Not being able to pay rent, my reality consists of swapping room service for the privilege of sleeping on my benevolent roommates couch so that I can save every dime for tuition. I borrow textbooks, salvage used supplies, eat rice, and walk to the bus. For me, life is full of hardship, and embarrassment. Every semester I struggle financially, try to negotiate and navigate my way to a degree.
Three semesters strong, I’m a college sophomore with high marks, rock solid and not moving until my goal is complete. Despite hardships I won 1st place in the 47th annual Solon of Art Competition. My art portfolio won a full summer pre-college scholarship. I was placed in the major’s art program bypassing the core foundation courses. A local newspaper wrote a story about me. Seizing every opportunity, as a leader giving back, I have trained with the Wisconsin Alliance for Burn Injured Youth and worked at a summer camp teaching digital photography. Invited to show my art alongside established artists, for the first time, life with art seems hopeful.

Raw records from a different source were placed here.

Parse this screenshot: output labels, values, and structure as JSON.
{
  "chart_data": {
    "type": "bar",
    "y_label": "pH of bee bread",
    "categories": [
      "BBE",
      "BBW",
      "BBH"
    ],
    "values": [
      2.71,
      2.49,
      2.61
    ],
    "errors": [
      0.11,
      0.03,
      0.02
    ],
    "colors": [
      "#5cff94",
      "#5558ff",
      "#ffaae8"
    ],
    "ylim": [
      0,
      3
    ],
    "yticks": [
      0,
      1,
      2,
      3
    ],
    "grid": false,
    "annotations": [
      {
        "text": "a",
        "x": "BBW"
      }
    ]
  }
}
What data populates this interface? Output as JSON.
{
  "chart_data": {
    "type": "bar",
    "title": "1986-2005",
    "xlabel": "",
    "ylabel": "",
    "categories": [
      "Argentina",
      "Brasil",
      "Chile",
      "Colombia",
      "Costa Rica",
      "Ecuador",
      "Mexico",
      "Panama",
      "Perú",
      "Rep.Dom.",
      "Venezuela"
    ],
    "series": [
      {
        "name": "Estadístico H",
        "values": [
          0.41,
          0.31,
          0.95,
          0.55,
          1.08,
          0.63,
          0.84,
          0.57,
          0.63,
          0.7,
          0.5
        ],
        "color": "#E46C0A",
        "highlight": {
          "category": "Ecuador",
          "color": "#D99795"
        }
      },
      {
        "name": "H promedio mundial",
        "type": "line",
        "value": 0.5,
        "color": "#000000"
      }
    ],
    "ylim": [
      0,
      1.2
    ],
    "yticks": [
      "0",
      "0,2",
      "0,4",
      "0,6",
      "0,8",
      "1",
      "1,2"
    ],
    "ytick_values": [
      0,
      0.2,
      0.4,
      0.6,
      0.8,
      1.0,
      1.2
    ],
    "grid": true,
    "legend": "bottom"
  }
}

The morning of Parent’s Weekend I anticipated to hear from my mom, instead I received a call from a Missouri State Patrol officer. My mom had a heart attack in the car and had been rushed to the University Hospital on campus. The officer drove my nephew to me and as soon as he arrived, we ran to the hospital. Her prognosis was not looking good. I called my family to tell them what happened and experienced the saddest moment of my life: telling my grandmother that she would never speak to her daughter again. Later that evening I held my mothers hand for the last time as her lungs expanded and contracted one final, heartbreaking time.
The months that followed have been the hardest of my life. In addition to the extreme emotional, intellectual, and physical turmoil that comes with the loss of a parent, I was caught in a very difficult financial situation. My mom did not have any form of life insurance so the financial burden of her passing fell firmly onto the shoulders of my brothers and I. I was forced to move out of my college dorm room and get a job that offers housing and meal plans as compensation for work as well as a job serving tables for school expenses and bills. I have been and still am working upwards of fifty hours per week while attending seventeen credit hours in school. If my mom had had life insurance, my brothers and I would not have to make such drastic lifestyle changes. I would be able to focus more on my academics and would not be worrying about whether or not I will be able to afford to return to school in the fall.
The experience has taught me a valuable lesson. While we could never prepare for the profound emotional pain of losing a parent, we could have been better prepared the financial burden. Life insurance would have eased the transition to life without my mother by taking the financial weight off of our shoulders. When you lose a parent, you lose a best friend, a mentor, and a companion. You should not have to sacrifice your aspirations as well.